Cedi Outperforms African Peers
In comparison to other African currencies, the Ghana cedi’s performance has been exceptional. The Zambian kwacha ranked second with a 16% year-to-date appreciation, while other major African currencies, including the South African rand and Nigerian naira, struggled under pressure from weak commodity prices and inflation.
On the flip side, the South Sudanese pound and the Ethiopian birr were the weakest performers in 2025, recording year-to-date declines exceeding 10%. The divergence in performance across the continent underscores the importance of sound policy frameworks and structural reforms in achieving currency stability.
The World Bank emphasized that addressing barriers to structural transformation and maintaining prudent fiscal management will be key to sustaining the cedi’s gains and supporting broader economic resilience across Africa.
Short-Term Setbacks, Long-Term Potential
Despite its impressive performance in the first eight months, the cedi experienced some volatility between late July and September 2025, losing about 19% in value after recording a 40.5% appreciation earlier in July. This fluctuation, according to analysts, reflects short-term market corrections and profit-taking behavior among investors.
As of September 2025, the Bank of Ghana’s Summary of Economic and Financial Data indicated that the cedi was trading at GH¢12.15 to the US dollar on the interbank market, while retail market rates hovered around GH¢13.60 per dollar. Even with this depreciation, the cedi’s cumulative appreciation for the year remained among the best in Africa, demonstrating its relative strength and resilience.
Experts believe that the recent correction is temporary and that the fundamentals supporting the cedi remain strong. “The dip observed in late Q3 reflects short-term liquidity adjustments rather than structural weakness,” said one financial analyst in Accra.

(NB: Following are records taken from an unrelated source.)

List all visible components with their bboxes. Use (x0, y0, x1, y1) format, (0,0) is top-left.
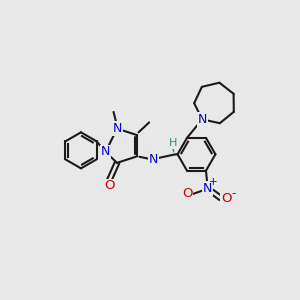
Text: -: - (231, 187, 236, 200)
Text: O: O (104, 179, 115, 193)
Text: N: N (112, 122, 122, 135)
Text: O: O (221, 192, 232, 205)
Text: N: N (149, 153, 158, 166)
Text: H: H (169, 138, 177, 148)
Text: N: N (197, 113, 207, 126)
Text: +: + (209, 177, 218, 187)
Text: O: O (182, 187, 192, 200)
Text: N: N (203, 182, 212, 195)
Text: N: N (100, 146, 110, 158)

In the intervening time, the World Bank and other international observers have urged Ghana to consolidate its gains by maintaining strict fiscal discipline, enhancing domestic revenue mobilization, and deepening structural reforms.

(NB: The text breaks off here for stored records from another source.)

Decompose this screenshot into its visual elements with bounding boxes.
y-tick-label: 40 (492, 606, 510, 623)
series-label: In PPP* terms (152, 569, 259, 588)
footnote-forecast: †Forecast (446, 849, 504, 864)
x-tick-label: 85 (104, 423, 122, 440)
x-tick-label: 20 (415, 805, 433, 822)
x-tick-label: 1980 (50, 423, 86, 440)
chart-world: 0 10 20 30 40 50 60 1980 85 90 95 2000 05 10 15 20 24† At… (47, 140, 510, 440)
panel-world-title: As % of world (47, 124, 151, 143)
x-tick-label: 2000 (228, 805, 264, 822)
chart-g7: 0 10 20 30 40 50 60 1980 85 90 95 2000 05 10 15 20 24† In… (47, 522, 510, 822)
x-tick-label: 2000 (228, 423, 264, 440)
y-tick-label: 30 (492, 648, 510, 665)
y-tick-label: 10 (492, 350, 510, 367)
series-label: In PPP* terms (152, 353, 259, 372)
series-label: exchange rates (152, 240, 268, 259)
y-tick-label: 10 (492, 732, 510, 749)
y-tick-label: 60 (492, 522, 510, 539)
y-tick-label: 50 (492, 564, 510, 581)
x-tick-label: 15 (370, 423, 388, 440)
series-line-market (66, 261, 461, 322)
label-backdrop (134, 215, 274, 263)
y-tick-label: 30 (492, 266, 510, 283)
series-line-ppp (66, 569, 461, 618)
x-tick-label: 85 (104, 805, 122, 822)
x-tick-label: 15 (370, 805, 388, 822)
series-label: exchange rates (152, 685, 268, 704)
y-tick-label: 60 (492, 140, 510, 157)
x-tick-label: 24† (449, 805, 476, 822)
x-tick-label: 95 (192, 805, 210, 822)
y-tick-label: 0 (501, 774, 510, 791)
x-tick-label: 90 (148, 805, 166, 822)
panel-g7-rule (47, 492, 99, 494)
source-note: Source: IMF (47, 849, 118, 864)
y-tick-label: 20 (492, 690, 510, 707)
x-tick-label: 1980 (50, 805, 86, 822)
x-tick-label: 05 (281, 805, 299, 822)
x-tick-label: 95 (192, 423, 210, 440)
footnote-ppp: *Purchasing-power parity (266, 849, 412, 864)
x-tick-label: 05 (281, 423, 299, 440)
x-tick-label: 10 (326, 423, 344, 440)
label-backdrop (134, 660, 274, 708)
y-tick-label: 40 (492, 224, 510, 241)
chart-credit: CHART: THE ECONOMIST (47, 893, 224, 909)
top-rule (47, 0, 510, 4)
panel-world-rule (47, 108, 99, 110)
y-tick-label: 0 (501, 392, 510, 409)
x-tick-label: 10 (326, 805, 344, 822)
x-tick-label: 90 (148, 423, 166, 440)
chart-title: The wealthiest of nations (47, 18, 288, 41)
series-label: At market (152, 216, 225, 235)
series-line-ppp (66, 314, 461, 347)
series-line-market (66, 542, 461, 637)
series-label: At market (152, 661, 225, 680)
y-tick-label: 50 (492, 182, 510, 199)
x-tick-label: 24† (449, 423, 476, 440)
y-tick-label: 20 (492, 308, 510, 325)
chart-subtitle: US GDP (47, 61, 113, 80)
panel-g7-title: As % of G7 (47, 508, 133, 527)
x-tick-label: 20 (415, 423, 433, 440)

The Bank also stressed the importance of boosting productivity, diversifying exports, and reducing overreliance on commodity-driven revenues. These measures will not only support the cedi’s long-term stability but also foster sustainable economic growth and resilience against external shocks.
The Ghanaian government has already signaled its commitment to maintaining macroeconomic stability through continued collaboration with the IMF and the implementation of key economic recovery measures. The Bank of Ghana has also reiterated its determination to safeguard the local currency’s value through prudent reserve management and effective market interventions.
All in all, the Ghana cedi’s rise to become Africa’s best-performing currency in 2025 represents more than just a financial milestone — it symbolizes Ghana’s broader economic renewal and growing investor confidence.
From a period of steep depreciation in 2024 to remarkable appreciation in 2025, the cedi’s journey highlights the power of policy consistency, discipline, and innovation in economic management.